In many ways, though, VB.NET is much simpler in terms of design and implementation than VB6 was. The problem (such as there is) is that complexity in VB.NET has been surfaced in ways that still do not feel entirely natural. Indeed, a lot of the work that our team has before us in Whidbey and beyond is not removing complexity but trying to create a more natural way of working with the product. This is what I mean when I say that technology should be “organic.” Well designed products don’t surface every bell and whistle to the user, they follow a principle of Everything in its Place. Using technology should be all about a natural unfolding of the capabilities of the technology as you need them, not shoving all this cool stuff in your face at once. And despite all the hoo-hah about complexity, I think that the .NET platform has actually gotten a pretty good start on this even if there are some rough edges that need to be worked on.

Ultimately, I think that this is really what the PDC is going to be about: letting people know about how we’re going to make your life easier and more natural, not how we’re going to “change Windows as you know it.” If we do our job right, developers moving to Avalon and Longhorn and Yukon and Whidbey and so on should feel like they’re meeting an old friend who they haven’t seen for a long time.

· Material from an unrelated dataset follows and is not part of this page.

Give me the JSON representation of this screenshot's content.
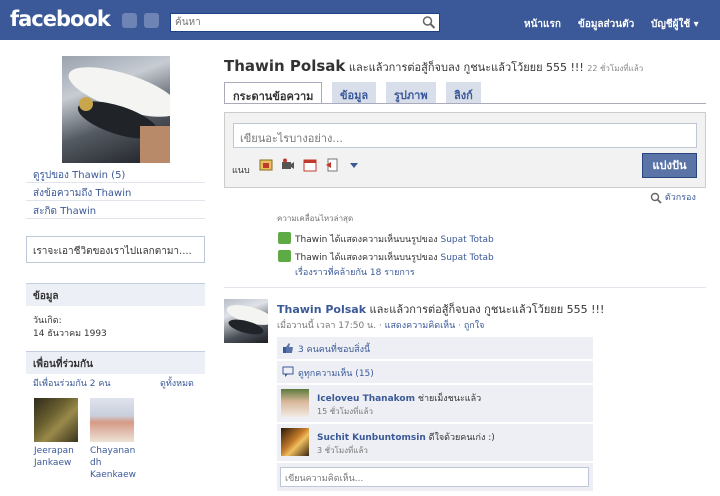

Sure, there’s going to be a lot of catching up to do, but you should also immediately feel that familiar rapport, that feeling like you’ve known them all your life.

Whether we achieve that remains to be seen, and I think that’s worth showing up to the PDC for…

Grading on the curve

Chris’s posted some continuing thoughts on the question of whether its a good idea to grade people on a curve when doing performance reviews (or any other place where grading occurs, I guess). Like Chris, I also believe pretty strongly in grading on the curve but I still have lots of reservations about it. That’s because a curve can so easily be misused in a way that is damaging to employees, the company, or both. But the alternative, inevitable grade inflation, seems to be worse.

(Grade inflation is something I got enough exposure to in college, thank you very much. Which is not to say that I wasn’t hypocritically disappointed that my university started giving out graduation honors on a curve starting with my class. It turned out something like over 50% of the class was graduating “cum laude“ or better. It is numerically impossible that every student at a university is above average.)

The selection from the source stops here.